Heute ist Dienstag, Gemüsekistentag. Einmal in der Woche erwarte ich diesen Moment: Es klappt eine Autotür, der Fahrer stellt die schwere Kiste vor meine Haustür, nimmt die leere Kiste der letzten Woche mit und fährt wieder davon. Das ist mein Zeichen – Zeit für eine Pause.
Neugierig schaue ich in die grüne Box. Das Auspacken hat etwas von Weihnachten. Frisches Obst und Gemüse, heute Zwiebeln, Kürbis, Rote Bete und Äpfel. Doch ganz unten liegt das, worauf ich mich am meisten freue: ein großer, runder Laib Brot. Der Duft von frischem Brot, die knusprige Kruste, der weiche Teig – das zieht mich unwiderstehlich an. Ich greife zum Messer, bereit, mir sofort ein Stück abzuschneiden. Frisch mit Butter und Salz, ein himmlischer Genuss.
Doch bevor ich das tue, halte ich inne. Ich sage still "Danke für dieses Brot" und segne es, indem ich ein kleines Kreuz mit dem Messer in die Mitte des Laibs zeichne. Diesen Brauch habe ich von meiner Mutter und Großmutter übernommen. Ein Ritual, das mich tief berührt.
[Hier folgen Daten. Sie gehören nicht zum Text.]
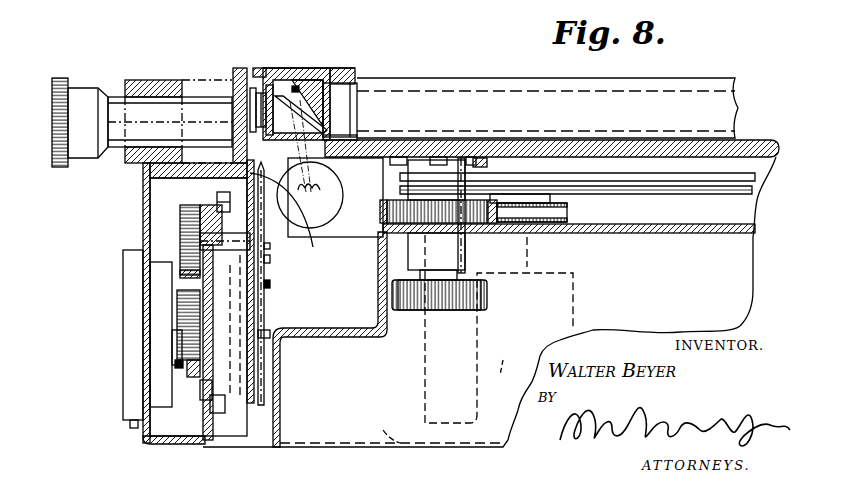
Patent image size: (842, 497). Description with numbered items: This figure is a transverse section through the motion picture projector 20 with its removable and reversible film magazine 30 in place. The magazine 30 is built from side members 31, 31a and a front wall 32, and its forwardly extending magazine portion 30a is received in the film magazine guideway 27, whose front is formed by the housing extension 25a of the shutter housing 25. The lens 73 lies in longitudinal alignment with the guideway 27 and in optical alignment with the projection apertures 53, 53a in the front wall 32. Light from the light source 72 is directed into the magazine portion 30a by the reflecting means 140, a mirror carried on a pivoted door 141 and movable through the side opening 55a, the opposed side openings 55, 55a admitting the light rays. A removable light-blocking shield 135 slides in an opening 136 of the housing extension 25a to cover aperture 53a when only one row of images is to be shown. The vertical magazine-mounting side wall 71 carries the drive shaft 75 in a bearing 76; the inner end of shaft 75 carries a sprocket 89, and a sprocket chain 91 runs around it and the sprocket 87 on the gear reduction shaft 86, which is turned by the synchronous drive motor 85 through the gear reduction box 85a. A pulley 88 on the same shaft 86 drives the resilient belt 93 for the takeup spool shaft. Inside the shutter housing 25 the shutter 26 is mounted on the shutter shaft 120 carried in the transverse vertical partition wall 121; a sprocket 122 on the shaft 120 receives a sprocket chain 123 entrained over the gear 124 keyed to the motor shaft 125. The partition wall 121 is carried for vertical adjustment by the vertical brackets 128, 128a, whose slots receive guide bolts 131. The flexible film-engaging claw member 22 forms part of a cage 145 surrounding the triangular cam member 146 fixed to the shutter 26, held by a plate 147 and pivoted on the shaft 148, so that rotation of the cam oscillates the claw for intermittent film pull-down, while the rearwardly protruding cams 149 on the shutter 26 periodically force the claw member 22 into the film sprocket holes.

Aber warum segnen Menschen seit Jahrhunderten ihr Brot? Menschen oder Dinge zu segnen, gehört zur Tradition vieler Kulturen und Religionen. Ein Segen besteht immer aus zwei Elementen: dem sichtbaren Zeichen und dem gesprochenen Wort.
Das Kreuz ist ein Symbol, das im Christentum tief verwurzelt ist. Wir zeichnen es Kindern auf die Stirn, wenn sie zur Schule gehen. Wir bekreuzigen uns beim Beten. Viele tragen es als Kette um den Hals. Das Kreuz erinnert uns an das Leiden Jesu, aber vor allem an Hoffnung und Auferstehung. Es ist ein Zeichen, das uns verbindet – mit Gott, mit unseren Mitmenschen und mit der ganzen Schöpfung.
Wenn ich das Kreuz auf das Brot zeichne, denke ich an die vielen, die nicht das Glück haben, täglich Brot zu essen. Es ist ein stilles Gebet, ein Versprechen, sorgsam mit den Ressourcen dieser Welt umzugehen. Das gesprochene Wort findet sich auch im Vaterunser wieder, wenn wir beten: "Unser tägliches Brot gib uns heute." Das ist die Bitte um alles, was wir zum Leben brauchen – Nahrung für Leib und Seele. Und es ist gleichzeitig Dank für die Fülle, die mir geschenkt ist.
Diese einfache Geste, das Segnen des Brotes, birgt eine tiefe Weisheit: Wir sind Teil eines größeren Ganzen, eingebunden in ein Netz von Beziehungen – zu den Menschen, die dieses Brot gebacken haben, zur Erde, die es hervorgebracht hat, und zu Gott, der uns all dies schenkt. Wenn wir innehalten, danken und segnen, öffnen wir uns für diese Verbundenheit und stärken nicht nur unseren Körper, sondern auch unsere Seele.